The article focused on Al Hoffman, a Florida-based political donor and businessman who in an email told six top GOP officials — including Gov. Rick Scott and Jeb Bush — that he’d stem campaign contributions to candidates, and their related committees, who do not support a ban on assault weapons.
Rummell, described as “a Jacksonville-based donor who gave $125,000 to Jeb Bush’s “super PAC” in 2016, said he was on board with Mr. Al Hoffman’s plan and would only contribute to candidates supportive of banning assault weapons.”
Rummell said, per the Times, “the Parkland shooting was a turning point: ‘It has to start somewhere,’ Mr. Rummell said, of controlling guns.”

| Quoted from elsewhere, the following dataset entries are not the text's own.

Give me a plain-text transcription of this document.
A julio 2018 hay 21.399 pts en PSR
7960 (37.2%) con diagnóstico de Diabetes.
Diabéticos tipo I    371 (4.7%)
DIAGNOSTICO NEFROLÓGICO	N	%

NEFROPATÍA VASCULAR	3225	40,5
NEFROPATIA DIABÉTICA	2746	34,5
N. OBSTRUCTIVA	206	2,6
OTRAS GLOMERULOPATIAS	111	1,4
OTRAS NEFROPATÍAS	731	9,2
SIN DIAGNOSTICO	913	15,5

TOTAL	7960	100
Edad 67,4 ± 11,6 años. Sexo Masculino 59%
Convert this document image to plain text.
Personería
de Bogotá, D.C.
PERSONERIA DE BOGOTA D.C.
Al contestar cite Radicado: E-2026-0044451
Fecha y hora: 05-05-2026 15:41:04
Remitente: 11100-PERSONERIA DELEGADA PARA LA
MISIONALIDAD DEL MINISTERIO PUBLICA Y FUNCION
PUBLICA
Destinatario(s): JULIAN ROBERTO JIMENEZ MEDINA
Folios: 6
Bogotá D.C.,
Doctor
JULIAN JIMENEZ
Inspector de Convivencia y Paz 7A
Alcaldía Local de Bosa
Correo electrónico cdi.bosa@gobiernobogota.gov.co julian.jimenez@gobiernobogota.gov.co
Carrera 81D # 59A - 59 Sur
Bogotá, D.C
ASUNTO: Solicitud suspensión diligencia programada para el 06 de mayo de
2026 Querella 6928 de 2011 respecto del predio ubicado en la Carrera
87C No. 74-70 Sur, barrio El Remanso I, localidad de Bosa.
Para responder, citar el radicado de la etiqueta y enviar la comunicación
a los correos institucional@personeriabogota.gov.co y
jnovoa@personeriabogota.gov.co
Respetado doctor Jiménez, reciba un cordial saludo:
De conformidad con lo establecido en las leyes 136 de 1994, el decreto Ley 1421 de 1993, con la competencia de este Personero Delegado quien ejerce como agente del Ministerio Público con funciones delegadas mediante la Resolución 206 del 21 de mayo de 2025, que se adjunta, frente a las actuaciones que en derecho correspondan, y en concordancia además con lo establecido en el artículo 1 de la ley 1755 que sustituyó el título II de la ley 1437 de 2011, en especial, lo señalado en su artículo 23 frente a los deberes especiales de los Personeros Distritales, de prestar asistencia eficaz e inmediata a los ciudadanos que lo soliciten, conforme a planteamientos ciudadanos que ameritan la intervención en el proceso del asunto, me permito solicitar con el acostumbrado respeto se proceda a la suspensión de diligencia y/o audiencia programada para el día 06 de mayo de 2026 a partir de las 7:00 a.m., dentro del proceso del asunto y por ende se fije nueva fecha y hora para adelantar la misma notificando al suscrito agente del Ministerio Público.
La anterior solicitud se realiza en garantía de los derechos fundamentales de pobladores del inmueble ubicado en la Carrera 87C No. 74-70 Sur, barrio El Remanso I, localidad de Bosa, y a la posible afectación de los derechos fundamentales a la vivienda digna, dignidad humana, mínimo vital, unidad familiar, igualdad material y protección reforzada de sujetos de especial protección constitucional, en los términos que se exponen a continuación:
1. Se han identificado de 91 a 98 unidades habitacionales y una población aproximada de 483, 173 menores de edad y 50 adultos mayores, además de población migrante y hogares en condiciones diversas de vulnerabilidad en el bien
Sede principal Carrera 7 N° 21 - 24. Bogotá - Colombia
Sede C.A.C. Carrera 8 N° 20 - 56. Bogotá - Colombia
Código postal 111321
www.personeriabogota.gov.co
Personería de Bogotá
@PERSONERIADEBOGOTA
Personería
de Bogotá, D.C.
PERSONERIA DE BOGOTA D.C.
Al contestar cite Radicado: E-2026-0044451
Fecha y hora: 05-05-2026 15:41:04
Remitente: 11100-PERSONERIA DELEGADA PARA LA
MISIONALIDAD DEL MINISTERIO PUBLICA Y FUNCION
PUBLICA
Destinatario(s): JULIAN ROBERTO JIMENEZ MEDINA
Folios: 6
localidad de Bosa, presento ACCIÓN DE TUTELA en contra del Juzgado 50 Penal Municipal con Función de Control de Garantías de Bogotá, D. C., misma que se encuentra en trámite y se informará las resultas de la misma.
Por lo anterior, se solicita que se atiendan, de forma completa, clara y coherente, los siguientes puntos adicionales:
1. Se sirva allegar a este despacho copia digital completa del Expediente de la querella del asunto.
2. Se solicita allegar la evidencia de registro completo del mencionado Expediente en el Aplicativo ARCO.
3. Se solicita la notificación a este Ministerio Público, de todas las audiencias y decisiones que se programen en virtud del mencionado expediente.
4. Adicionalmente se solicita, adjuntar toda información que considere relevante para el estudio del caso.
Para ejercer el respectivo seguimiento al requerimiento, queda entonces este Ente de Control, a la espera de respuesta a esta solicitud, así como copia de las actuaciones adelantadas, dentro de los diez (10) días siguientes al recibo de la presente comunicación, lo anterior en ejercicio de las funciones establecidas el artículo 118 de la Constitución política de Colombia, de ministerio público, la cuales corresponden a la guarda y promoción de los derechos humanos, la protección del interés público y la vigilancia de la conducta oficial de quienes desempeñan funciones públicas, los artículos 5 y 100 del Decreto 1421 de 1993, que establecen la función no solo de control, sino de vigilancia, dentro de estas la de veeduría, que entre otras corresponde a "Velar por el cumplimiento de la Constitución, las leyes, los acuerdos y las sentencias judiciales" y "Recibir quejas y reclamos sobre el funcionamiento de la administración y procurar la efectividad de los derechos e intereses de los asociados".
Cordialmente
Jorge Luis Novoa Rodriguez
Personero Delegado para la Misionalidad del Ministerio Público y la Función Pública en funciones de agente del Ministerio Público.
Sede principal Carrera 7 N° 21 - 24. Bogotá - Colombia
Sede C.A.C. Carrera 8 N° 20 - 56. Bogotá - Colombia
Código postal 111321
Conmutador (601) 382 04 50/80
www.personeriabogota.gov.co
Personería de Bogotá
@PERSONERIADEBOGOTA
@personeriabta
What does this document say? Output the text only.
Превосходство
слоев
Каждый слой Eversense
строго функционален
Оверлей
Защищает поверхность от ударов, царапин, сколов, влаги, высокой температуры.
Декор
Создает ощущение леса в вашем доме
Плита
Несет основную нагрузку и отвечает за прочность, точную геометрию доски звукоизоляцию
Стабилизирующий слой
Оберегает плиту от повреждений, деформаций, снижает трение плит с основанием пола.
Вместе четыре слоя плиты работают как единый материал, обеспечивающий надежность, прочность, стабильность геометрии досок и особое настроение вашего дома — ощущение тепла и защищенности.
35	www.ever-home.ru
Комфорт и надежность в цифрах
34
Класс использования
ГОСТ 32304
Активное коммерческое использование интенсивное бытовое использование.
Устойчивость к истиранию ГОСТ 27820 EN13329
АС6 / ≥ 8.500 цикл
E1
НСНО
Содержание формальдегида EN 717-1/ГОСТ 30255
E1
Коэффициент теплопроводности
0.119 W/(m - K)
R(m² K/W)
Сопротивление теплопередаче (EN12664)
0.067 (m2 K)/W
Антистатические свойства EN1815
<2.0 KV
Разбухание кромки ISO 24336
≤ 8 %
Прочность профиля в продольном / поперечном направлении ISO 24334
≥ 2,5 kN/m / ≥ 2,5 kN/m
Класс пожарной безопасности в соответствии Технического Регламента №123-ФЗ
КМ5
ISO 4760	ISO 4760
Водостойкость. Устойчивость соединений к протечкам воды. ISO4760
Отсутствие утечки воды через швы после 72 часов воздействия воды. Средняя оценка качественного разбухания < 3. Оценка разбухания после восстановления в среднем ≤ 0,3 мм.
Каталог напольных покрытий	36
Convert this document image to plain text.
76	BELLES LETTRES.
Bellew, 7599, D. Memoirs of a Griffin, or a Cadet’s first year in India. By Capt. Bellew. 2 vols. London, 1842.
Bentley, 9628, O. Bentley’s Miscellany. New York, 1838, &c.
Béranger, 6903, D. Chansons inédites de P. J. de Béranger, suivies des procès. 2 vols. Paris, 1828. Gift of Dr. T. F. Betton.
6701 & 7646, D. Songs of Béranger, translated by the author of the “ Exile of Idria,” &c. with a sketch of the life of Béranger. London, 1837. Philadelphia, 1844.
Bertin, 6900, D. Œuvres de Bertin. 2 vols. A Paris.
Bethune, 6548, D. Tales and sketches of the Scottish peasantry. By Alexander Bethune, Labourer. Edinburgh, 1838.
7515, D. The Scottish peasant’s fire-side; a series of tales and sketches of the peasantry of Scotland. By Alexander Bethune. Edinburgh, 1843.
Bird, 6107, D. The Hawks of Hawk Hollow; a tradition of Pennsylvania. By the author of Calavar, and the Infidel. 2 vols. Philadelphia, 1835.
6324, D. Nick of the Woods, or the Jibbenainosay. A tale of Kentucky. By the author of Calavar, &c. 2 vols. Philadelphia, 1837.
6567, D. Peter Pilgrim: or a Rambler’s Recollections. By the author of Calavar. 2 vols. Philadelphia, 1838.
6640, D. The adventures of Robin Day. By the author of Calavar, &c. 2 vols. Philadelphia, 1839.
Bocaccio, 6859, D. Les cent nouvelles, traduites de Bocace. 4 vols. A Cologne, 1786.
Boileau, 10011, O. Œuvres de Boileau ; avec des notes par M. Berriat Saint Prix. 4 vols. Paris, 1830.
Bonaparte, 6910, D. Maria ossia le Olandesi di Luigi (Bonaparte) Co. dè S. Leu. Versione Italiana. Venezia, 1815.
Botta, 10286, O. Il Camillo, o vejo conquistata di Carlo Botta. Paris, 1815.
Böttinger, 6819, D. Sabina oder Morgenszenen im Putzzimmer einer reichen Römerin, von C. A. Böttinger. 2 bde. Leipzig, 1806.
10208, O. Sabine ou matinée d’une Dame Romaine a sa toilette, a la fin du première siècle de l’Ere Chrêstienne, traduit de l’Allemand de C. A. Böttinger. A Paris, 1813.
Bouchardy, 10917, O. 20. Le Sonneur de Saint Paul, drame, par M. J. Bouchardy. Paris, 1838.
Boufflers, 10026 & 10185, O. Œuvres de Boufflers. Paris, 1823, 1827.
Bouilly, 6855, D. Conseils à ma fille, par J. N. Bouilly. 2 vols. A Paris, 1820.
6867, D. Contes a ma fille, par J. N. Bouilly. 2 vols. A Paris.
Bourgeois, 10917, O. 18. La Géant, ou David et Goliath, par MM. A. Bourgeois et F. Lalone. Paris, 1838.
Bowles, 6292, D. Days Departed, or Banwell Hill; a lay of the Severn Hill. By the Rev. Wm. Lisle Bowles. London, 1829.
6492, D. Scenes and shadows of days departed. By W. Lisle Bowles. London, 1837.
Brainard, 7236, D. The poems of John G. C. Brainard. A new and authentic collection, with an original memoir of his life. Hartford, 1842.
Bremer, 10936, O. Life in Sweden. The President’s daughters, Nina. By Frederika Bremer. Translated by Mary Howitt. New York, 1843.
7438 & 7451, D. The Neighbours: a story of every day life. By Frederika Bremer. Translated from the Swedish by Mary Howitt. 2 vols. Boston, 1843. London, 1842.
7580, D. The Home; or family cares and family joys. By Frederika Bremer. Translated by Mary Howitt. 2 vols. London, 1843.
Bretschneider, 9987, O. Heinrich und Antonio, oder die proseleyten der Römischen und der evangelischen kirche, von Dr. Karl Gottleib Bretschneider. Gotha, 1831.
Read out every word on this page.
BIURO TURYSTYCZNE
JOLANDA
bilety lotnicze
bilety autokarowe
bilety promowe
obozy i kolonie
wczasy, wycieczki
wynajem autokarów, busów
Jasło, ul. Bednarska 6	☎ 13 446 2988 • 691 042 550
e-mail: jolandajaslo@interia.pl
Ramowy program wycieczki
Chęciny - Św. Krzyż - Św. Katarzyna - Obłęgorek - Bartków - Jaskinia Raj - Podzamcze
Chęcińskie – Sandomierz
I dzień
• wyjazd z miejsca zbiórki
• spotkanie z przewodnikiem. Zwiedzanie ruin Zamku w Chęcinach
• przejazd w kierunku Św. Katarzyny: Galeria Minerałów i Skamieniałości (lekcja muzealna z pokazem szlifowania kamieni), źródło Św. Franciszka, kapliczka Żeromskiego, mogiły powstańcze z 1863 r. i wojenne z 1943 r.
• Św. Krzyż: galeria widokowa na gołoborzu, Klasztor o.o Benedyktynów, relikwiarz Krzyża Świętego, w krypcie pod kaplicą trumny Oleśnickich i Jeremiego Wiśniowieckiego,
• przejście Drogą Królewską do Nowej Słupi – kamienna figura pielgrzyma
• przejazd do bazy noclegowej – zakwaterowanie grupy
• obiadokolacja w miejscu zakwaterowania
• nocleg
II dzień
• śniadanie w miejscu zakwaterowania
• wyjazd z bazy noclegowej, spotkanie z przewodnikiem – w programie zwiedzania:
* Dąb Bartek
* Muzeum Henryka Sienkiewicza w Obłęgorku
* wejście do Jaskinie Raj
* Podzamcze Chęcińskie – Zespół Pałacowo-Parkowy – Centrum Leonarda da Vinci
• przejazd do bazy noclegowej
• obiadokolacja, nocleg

Rummell has donated majorly to candidates and causes in the Jacksonville area, including but not limited to the last two successful mayoral campaigns and the pension reform referendum of 2016.
On Sunday, he explained his position further in a statement provided to Florida Politics.
“Al Hoffman has made a bold and decisive statement and his ultimate point is we need to do something major and radical-nipping at the edges isn’t working. Starting is hard and he’s taken what he considers to be an important first step. And, I totally agree that we as a nation need to focus on laws that would create a safer world for all. I am not sure that starting with just an ‘ultimatum’ is the right first step,” Rummell said, drawing a subtle but important distinction between his position and the rhetorical absolutism of Hoffman’s as documented by the NYT.
“We need a plan, a strategy and tactics. Starting any process is hard – especially one that is as serious, complicated and emotional as this is. Now is the time for us to have a debate that is honest, thoughtful and complete, taking into account all the important issues about how we live practically under the Second Amendment, which I fully support. The discussion needs to end with real transformation and actionable items that bring about real reform, protections and change,” Rummell said.
We’ve reached out to Jacksonville Republicans Mayor Lenny Curry and State Attorney Melissa Nelson, both of whom were endorsed by the National Rifle Association and backed by Rummell, for their thoughts.
Florida Republicans such as Gov. Scott and the leadership of the state Legislature support mental health restrictions for gun purchases and more funding for “school hardening,” but the wants of the donor class may go farther than that.